All tests must run with no network, no Ollama, no models.

Definition of Done

  • Cargo.toml workspace lists kebab-core, kebab-parse-types, kebab-config, kebab-app, kebab-cli and resolver=3, edition 2024
  • cargo check --workspace passes
  • cargo test --workspace passes
  • kebab-parse-types cargo tree shows ONLY kebab-core + serde/thiserror style deps (no parser libs, no other kebab-*)
  • kebab --help prints subcommands
  • kebab init creates XDG dirs idempotently and writes config.toml
  • kebab doctor returns wire JSON conforming to doctor.v1 (in --json mode)
  • docs/wire-schema/v1/*.schema.json stubs exist (7 files: citation, search_hit, answer, ingest_report, doc_summary, chunk_inspection, doctor)
  • docs/spec/ stubs exist linking to the frozen design (one file per: domain-model, ids, canonical-document, chunk-policy, citation-policy, module-boundaries, ai-generation-guidelines)
  • fixtures/ root directory created with all subdirectories that downstream tasks reference: fixtures/markdown/, fixtures/source-fs/, fixtures/search/lexical/, fixtures/search/hybrid/, fixtures/embed/, fixtures/vector/, fixtures/rag/, fixtures/eval/, fixtures/image/, fixtures/pdf/, fixtures/audio/. Each subdir gets a .gitkeep so it tracks. P1 ships at minimum fixtures/markdown/{simple-note,nested-headings,code-and-table}.md (per epic phase-0); other dirs stay empty until their phase lands.
  • No imports outside Allowed dependencies (CI deny check)
  • PR body links design §3, §3.7b, §4, §6, §7, §8, §9, §10

Out of scope

  • Any parser / store / embedder / search / llm / rag / tui / desktop logic (downstream phases).
  • Full schema migrations (most DDL lands in p1-6 / p2-1 / p3-3).
  • Wire schema deep validation (only required fields + schema_version checked here).
  • Real kebab-app business logic (functions stub with unimplemented!() or explicit bail!).

Risks / notes

  • ID recipe is the contract that every later record depends on.
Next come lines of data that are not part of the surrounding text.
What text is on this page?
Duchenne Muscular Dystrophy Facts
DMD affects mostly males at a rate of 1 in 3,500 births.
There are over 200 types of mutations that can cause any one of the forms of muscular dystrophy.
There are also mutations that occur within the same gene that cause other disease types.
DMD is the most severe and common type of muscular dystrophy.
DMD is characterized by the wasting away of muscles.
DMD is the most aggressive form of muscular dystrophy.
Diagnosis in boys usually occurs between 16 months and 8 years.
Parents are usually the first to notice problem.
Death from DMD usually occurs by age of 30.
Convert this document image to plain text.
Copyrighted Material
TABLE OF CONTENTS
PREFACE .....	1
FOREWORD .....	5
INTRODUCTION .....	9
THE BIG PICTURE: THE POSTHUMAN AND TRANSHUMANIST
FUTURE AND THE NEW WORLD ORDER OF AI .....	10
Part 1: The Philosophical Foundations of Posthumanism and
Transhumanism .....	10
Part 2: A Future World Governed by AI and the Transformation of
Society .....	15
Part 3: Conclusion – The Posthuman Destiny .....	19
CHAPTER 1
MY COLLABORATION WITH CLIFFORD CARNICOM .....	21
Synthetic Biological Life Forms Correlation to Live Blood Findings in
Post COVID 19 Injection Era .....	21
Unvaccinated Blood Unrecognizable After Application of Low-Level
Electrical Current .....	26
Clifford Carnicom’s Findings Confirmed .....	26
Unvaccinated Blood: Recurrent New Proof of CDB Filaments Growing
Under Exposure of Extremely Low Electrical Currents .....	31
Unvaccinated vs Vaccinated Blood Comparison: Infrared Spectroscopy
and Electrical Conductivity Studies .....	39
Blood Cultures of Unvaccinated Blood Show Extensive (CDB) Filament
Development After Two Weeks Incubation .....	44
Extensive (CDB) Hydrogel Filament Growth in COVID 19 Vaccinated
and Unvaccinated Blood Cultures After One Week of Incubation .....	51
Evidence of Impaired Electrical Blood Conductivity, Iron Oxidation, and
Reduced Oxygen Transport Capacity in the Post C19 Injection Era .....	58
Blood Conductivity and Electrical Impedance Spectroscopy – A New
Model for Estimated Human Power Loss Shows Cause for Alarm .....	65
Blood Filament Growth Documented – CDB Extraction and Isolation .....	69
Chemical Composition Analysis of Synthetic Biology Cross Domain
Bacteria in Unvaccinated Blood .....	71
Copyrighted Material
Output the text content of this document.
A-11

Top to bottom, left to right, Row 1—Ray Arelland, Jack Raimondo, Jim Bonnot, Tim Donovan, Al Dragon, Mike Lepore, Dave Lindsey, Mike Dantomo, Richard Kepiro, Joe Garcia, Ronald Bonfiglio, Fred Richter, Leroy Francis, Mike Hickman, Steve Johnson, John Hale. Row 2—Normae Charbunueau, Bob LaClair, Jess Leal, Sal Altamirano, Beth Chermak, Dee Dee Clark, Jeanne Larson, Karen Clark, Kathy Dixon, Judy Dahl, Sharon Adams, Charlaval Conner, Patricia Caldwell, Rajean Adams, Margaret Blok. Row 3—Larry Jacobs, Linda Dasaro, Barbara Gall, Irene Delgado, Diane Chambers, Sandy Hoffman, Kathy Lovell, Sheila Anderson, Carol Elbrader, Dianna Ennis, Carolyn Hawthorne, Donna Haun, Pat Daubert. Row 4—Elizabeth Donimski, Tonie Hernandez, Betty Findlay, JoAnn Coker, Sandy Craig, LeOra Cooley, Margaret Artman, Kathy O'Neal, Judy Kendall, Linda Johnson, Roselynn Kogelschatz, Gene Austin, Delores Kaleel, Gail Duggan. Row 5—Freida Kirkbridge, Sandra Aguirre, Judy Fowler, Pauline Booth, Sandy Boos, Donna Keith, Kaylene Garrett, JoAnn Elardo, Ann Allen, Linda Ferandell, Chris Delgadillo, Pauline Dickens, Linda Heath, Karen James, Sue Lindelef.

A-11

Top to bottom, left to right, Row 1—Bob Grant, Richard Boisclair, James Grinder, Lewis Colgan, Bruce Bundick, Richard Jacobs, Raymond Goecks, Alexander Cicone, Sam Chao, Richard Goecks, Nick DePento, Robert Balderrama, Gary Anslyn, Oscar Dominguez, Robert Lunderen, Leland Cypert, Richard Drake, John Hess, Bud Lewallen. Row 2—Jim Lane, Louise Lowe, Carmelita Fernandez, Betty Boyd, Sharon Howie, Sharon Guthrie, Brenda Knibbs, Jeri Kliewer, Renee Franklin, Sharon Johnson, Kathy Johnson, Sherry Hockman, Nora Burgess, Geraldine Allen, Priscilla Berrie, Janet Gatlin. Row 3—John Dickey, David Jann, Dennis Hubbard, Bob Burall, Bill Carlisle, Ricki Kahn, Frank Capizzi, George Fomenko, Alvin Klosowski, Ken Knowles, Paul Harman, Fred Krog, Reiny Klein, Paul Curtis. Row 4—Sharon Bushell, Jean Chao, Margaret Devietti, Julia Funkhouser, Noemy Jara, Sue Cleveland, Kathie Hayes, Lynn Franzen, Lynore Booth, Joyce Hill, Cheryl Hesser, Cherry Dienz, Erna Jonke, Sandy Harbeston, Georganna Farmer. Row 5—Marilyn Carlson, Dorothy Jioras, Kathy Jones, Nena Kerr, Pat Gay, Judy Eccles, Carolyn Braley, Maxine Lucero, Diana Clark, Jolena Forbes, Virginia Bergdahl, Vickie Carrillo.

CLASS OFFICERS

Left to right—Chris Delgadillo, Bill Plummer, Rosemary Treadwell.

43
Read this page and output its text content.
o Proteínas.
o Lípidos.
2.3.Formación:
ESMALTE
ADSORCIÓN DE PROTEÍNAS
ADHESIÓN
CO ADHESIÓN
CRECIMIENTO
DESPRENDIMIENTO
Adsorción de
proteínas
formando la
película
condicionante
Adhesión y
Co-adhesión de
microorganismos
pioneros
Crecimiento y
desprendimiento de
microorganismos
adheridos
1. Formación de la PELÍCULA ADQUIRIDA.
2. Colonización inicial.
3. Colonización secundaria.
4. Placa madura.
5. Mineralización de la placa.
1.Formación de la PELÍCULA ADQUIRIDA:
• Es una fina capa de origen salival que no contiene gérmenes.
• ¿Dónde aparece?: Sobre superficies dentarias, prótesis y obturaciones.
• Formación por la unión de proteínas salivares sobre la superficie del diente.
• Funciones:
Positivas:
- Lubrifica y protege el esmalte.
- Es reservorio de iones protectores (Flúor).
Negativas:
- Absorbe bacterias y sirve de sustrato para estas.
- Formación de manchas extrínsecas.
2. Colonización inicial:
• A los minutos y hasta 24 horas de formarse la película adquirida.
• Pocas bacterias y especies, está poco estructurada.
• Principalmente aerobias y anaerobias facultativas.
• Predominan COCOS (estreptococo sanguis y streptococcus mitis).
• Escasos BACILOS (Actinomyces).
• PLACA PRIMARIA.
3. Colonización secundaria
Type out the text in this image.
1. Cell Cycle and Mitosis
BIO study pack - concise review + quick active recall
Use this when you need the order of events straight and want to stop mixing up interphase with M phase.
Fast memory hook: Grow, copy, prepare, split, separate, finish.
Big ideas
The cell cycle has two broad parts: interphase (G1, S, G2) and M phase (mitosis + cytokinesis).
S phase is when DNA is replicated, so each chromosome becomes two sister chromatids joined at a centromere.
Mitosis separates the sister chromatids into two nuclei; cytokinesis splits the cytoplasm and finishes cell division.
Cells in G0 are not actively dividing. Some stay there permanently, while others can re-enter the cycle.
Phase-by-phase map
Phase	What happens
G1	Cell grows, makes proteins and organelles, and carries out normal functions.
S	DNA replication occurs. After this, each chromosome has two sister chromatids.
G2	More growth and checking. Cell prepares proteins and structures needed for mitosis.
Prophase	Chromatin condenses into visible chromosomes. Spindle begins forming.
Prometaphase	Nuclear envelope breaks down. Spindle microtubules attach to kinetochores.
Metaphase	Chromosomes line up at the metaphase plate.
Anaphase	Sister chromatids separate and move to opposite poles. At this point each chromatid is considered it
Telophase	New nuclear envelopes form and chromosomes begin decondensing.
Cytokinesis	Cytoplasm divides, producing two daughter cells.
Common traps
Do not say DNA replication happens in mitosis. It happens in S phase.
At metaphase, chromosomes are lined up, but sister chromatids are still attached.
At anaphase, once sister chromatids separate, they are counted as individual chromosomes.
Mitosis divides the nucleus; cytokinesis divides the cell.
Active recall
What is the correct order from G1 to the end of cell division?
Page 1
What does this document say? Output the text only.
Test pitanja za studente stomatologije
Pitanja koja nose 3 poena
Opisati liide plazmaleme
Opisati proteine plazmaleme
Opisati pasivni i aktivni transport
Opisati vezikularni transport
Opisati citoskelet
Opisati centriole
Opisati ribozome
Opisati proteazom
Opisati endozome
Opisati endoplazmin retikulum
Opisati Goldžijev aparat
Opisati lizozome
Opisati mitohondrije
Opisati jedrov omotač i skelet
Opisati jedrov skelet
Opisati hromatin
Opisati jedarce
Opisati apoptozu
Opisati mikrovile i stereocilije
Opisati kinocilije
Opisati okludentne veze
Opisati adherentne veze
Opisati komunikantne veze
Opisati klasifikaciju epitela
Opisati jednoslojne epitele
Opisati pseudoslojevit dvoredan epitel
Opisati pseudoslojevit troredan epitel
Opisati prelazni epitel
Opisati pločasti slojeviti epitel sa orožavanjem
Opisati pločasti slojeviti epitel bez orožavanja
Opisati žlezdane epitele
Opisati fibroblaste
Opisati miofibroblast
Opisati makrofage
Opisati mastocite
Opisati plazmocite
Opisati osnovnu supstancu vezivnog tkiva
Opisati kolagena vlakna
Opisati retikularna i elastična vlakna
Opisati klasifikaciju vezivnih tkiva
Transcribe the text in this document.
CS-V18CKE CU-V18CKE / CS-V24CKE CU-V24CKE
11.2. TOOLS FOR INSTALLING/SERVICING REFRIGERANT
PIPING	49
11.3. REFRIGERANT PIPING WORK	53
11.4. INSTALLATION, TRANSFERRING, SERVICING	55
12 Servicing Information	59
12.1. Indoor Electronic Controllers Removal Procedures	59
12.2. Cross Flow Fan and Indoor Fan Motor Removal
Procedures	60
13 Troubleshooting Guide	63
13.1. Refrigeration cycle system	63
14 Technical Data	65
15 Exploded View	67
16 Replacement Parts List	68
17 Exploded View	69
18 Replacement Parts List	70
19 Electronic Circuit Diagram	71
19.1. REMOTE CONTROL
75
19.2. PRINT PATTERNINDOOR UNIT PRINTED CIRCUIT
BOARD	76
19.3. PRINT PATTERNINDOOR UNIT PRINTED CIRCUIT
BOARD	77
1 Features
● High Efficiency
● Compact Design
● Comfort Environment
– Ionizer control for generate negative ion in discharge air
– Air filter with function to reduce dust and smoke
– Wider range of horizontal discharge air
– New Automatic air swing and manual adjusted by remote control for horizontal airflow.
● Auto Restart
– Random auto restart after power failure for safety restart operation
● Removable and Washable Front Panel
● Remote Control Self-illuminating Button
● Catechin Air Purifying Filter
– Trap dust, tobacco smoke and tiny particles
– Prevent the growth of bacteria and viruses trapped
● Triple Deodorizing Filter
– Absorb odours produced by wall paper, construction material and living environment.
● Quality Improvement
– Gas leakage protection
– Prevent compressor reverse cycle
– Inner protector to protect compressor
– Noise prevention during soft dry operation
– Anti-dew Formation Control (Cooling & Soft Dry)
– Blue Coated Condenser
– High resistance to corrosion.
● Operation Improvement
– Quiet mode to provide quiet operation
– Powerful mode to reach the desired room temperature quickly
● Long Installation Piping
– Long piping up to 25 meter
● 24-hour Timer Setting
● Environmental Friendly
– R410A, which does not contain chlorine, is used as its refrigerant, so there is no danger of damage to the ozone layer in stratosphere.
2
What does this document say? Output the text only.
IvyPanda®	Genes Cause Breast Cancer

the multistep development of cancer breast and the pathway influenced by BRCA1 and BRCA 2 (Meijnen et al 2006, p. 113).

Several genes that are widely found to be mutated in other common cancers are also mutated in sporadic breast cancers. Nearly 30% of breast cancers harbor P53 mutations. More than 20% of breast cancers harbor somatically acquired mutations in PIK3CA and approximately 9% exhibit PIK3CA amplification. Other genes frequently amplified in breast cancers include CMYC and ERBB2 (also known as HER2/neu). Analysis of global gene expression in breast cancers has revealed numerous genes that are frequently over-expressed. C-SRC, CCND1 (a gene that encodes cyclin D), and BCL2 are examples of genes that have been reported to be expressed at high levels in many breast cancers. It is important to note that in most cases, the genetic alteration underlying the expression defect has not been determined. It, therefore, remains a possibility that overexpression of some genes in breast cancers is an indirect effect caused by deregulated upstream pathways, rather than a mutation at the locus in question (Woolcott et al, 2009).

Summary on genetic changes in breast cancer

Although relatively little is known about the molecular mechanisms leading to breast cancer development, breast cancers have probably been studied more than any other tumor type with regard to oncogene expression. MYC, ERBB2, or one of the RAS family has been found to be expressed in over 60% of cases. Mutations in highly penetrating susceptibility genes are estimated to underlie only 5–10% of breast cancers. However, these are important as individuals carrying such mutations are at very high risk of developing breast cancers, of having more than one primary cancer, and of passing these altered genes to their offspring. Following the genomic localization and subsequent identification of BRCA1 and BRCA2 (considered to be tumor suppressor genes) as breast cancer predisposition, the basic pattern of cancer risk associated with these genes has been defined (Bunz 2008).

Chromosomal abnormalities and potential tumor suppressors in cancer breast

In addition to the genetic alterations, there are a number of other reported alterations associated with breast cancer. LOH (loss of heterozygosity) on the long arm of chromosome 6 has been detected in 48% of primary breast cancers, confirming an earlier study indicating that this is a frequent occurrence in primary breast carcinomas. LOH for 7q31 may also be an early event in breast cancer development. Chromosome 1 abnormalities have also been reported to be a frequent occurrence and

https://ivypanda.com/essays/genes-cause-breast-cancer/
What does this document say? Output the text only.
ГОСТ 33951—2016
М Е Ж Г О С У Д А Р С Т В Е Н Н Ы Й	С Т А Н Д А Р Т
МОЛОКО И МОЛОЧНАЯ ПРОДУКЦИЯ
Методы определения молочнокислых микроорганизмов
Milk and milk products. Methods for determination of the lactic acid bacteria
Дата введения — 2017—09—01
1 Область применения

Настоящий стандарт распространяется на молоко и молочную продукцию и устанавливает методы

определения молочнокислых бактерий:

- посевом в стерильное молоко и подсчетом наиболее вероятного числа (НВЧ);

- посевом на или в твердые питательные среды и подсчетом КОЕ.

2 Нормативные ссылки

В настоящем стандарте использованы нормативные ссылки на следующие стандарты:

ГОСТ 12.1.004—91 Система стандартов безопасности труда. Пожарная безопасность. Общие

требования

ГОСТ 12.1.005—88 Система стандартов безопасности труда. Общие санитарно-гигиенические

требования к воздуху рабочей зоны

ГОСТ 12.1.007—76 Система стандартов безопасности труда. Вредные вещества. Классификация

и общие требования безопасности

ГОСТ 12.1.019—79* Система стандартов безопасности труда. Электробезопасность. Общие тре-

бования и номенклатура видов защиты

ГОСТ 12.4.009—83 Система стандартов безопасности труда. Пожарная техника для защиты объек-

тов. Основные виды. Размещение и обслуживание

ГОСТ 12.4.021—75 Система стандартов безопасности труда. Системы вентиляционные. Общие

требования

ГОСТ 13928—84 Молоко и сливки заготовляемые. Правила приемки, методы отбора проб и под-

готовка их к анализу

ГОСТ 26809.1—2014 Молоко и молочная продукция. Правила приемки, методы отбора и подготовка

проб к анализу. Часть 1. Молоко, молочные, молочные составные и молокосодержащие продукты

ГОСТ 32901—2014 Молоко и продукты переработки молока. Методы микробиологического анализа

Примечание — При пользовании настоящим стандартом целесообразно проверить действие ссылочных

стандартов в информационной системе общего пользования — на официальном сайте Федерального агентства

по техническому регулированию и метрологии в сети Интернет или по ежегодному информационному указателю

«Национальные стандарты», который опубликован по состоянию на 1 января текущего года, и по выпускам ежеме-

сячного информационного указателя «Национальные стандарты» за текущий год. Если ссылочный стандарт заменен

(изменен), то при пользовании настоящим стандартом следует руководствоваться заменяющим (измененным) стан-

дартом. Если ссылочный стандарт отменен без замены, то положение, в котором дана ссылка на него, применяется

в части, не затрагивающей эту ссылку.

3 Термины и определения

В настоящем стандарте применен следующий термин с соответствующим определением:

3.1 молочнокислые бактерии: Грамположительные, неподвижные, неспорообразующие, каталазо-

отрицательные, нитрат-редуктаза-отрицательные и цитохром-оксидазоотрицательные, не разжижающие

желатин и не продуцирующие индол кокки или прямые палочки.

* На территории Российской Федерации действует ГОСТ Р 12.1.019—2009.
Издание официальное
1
Any change after this task lands forces a parser_version / chunker_version / embedding_version cascade per §9. Treat changes as schema migrations and update the design doc first.
  • Newtype IDs use String (not [u8; 16]) to keep serde simple; tests must still enforce 32-char hex constraint on FromStr.
  • kebab-app stubs must use bail! not panic! so the CLI exits with code 2 cleanly per §10.
  • clap v4 derive: subcommand inspect has nested doc / chunk variants; ensure exit code 0/1/2 mapping wraps the facade call uniformly.
  • XDG path discovery on macOS: spec uses XDG (not Application Support) per §6.1 — dirs crate honors XDG env vars; tests must set them explicitly.